Yunanistan, Türkiye’nin 1970’li yıllardan bu yana sonlarla ilgili mevcut statükoyu değiştirmeyi hedefleyen adımlar attığını söylüyor.
Yunanistan Dışişleri Bakanlığı’nın internet sitesinde, “1970’li yılların başında Türkiye, Yunanistan egemenliği, egemenlik hakları ve yetki alanlarına yönelik tartışma yaratan ve hak tezinde bulunan sistematik bir siyaset başlatmıştır” deniliyor.
Yunanistan, Türkiye’nin bu siyasetinin “içlerinde en değerlisi Lozan Antlaşması olmak üzere memleketler arası antlaşmalar tarafından sağlanan topraklarla ilgili statükoyu değiştirmeyi” amaçladığını öne sürüyor.
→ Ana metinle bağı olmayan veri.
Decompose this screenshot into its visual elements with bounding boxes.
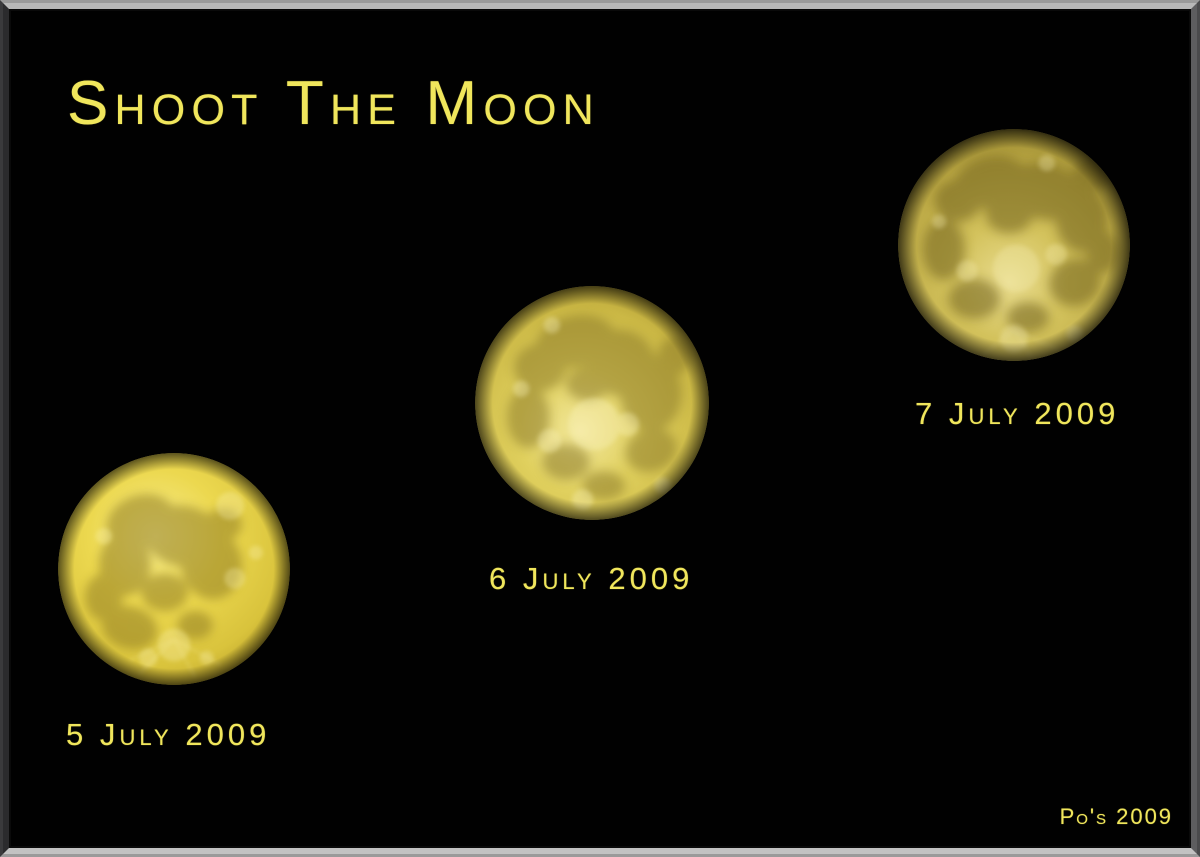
moon-photo-artwork: Shoot The Moon 5 July 2009 6 July 2009 7… [0, 0, 1200, 857]
moon-label-5-july: 5 July 2009 [66, 717, 270, 753]
moon-image-7-july [897, 128, 1131, 362]
artist-signature: Po's 2009 [1060, 804, 1173, 830]
photo-area: Shoot The Moon 5 July 2009 6 July 2009 7… [11, 11, 1189, 846]
moon-label-6-july: 6 July 2009 [489, 561, 693, 597]
page-title: Shoot The Moon [67, 73, 600, 135]
moon-image-6-july [474, 285, 710, 521]
moon-label-7-july: 7 July 2009 [915, 396, 1119, 432]
moon-image-5-july [57, 452, 291, 686]
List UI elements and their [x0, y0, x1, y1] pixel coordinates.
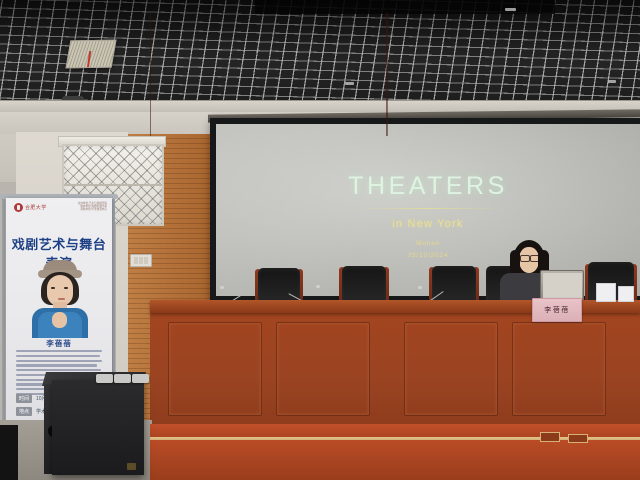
speaker-top-item-2[interactable] — [114, 374, 131, 383]
banner-speaker-portrait — [30, 260, 90, 336]
laptop-screen — [543, 273, 582, 300]
vent-indicator-icon — [87, 51, 91, 67]
banner-speaker-name: 李蓓蓓 — [6, 338, 112, 349]
desk-panel-3 — [404, 322, 498, 416]
speaker-top-item-3[interactable] — [132, 374, 149, 383]
window-mullion — [64, 184, 162, 186]
speaker-brand-badge — [127, 463, 136, 470]
banner-place-tag: 地点 — [16, 407, 32, 416]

Yunanistan ayrıyeten, Ege Denizi ile ilgili kendisi açısından tahlilsiz kalan tek mevzunun kıta sahanlığı problemi olduğunu ve bunun da başta deniz hukuku olmak üzere milletlerarası düzenlemelere uygun bir formda çözülmesi gerektiğini söylüyor.
Azınlıklarla ilgili olarak ise Yunan Dışişleri Bakanlığı’nın internet sitesinde Türkiye ile münasebetlere dair bilgi notunda, “Türkiye’deki Rum azınlık ve Ekümenik Patrikhane ile ilgili son vakitlerde yanlışsız tarafta atılmış olan adımlara karşın, hala Ankara çağdışı kalan karşılıklılık mantığına nazaran davranmaktadır. Türkiye, bilhassa insan hakları ve dini özgürlükler (Heybeliada Ruhban Okulu’nun yine açılması gibi) konusundaki yükümlülüklerini yanlış bir yaklaşımla Batı Trakya’daki Yunan vatandaşı Müslümanlara yönelik siyasetiyle ilişkilendirmeye devam etmektedir” deniliyor.